In fact, feminist scholarship on disability and indeed scholarship in feminist philosophy of disability is glaringly missing from this book. To be sure, Audre Lorde is quoted at some length, though not in regard to disability or The Cancer Journals. Ableism is parenthetically defined as “discrimination against people with disabilities,” a reductive and tautological definition that provides little insight into a network of force relations that constrains and conditions the lives of at least twenty-five percent of the women in the world today. An example of structural inaccessibility—ramps and elevators!—is used to illustrate the concept of privilege. These cursory appeals are implicitly presented as the epitome of how feminist (philosophical) scholarship should incorporate disability.
Hence, feminist issues are defined in terms of socially privileged nondisabled women’s lives. Rape and sexual violence are discussed absent any mention of the fact that disabled women, especially Black and Indigenous disabled women, are disproportionately victims of them. Issues surrounding women’s reproductive rights are discussed but no mention is made of how disabled women have been prevented from bearing children through forced sterilization and institutionalization; Margaret Sanger is hailed as a progenitor of modern feminism but the fact that she spearheaded a eugenics movement under the rubric of her feminism goes unacknowledged. Time and again, Hay identifies nondisabled feminist authors as the architects of feminism, rendering any discussion of intersectionality and colluding axes of power moot.

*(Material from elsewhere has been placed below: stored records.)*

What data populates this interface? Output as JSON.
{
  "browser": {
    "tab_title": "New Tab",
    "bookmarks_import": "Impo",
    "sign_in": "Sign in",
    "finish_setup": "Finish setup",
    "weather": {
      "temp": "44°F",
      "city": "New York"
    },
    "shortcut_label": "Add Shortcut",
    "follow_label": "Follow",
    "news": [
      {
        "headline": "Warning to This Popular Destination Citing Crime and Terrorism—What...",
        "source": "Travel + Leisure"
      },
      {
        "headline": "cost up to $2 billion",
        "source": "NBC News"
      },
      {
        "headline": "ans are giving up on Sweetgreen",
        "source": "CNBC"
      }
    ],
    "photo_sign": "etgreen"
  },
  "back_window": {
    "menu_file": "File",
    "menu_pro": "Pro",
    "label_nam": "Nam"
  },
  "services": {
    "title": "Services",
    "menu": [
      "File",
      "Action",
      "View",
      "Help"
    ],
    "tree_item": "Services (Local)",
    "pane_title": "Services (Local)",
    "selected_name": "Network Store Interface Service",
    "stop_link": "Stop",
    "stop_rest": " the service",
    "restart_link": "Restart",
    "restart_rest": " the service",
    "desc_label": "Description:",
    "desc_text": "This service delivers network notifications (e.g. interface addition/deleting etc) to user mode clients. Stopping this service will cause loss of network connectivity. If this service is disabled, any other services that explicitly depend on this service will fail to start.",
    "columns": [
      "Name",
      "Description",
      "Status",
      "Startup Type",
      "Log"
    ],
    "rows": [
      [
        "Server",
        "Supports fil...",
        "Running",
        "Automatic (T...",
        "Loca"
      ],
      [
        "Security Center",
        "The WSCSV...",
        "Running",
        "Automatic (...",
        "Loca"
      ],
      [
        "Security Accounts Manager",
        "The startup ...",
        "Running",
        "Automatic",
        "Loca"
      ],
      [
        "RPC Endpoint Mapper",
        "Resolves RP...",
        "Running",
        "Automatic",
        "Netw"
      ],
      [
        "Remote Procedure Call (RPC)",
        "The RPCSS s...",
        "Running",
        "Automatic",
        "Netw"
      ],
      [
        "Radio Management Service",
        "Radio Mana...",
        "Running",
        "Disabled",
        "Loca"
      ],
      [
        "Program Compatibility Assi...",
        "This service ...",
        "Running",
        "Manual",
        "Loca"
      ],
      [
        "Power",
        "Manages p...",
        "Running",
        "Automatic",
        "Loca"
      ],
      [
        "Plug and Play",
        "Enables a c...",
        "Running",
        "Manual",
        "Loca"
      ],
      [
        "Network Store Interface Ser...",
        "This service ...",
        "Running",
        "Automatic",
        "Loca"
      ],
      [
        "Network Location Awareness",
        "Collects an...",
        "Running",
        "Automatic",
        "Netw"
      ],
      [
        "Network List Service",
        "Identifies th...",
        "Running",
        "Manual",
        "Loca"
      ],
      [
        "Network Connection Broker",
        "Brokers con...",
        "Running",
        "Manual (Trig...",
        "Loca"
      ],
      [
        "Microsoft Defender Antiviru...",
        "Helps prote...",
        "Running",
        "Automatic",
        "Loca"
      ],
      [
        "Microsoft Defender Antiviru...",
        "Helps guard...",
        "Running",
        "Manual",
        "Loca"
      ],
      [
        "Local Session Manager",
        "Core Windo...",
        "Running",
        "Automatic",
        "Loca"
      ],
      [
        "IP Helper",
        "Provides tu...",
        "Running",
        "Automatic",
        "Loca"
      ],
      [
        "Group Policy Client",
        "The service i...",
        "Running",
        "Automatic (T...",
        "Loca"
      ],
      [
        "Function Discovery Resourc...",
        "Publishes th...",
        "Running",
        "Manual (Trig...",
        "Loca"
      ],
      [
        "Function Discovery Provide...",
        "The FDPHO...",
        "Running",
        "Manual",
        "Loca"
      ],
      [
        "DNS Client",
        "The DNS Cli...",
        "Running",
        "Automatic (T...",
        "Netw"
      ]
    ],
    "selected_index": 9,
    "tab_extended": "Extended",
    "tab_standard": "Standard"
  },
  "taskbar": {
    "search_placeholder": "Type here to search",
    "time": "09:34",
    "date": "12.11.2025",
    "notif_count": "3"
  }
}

Does Hay’s book approximate how feminists think? I believe that Hay’s book does in fact approximate how some feminists think or maybe just how some feminist philosophers think. And that is a problem, because many of these feminist philosophers continue to determine the shape of the feminist philosophy orthodoxy and archive, as well as who is qualified to take up feminist philosophy jobs and why.
As an alternative to Hay’s book, I want to recommend Abolition. Feminism. Now. by Angela Y. Davis, Gina Dent, Erica R. Meiners, and Beth E. Richie. Among other features, this outstanding book encompasses discussions of topics that a feminist treatise on how feminists (should) think must include: collective decision-making; carceral practices and contexts; deinstitutionalization; borders and migration; poverty and homelessness; accountability; mutual aid and collective concern; tenants’ and workers’ rights; and ageism.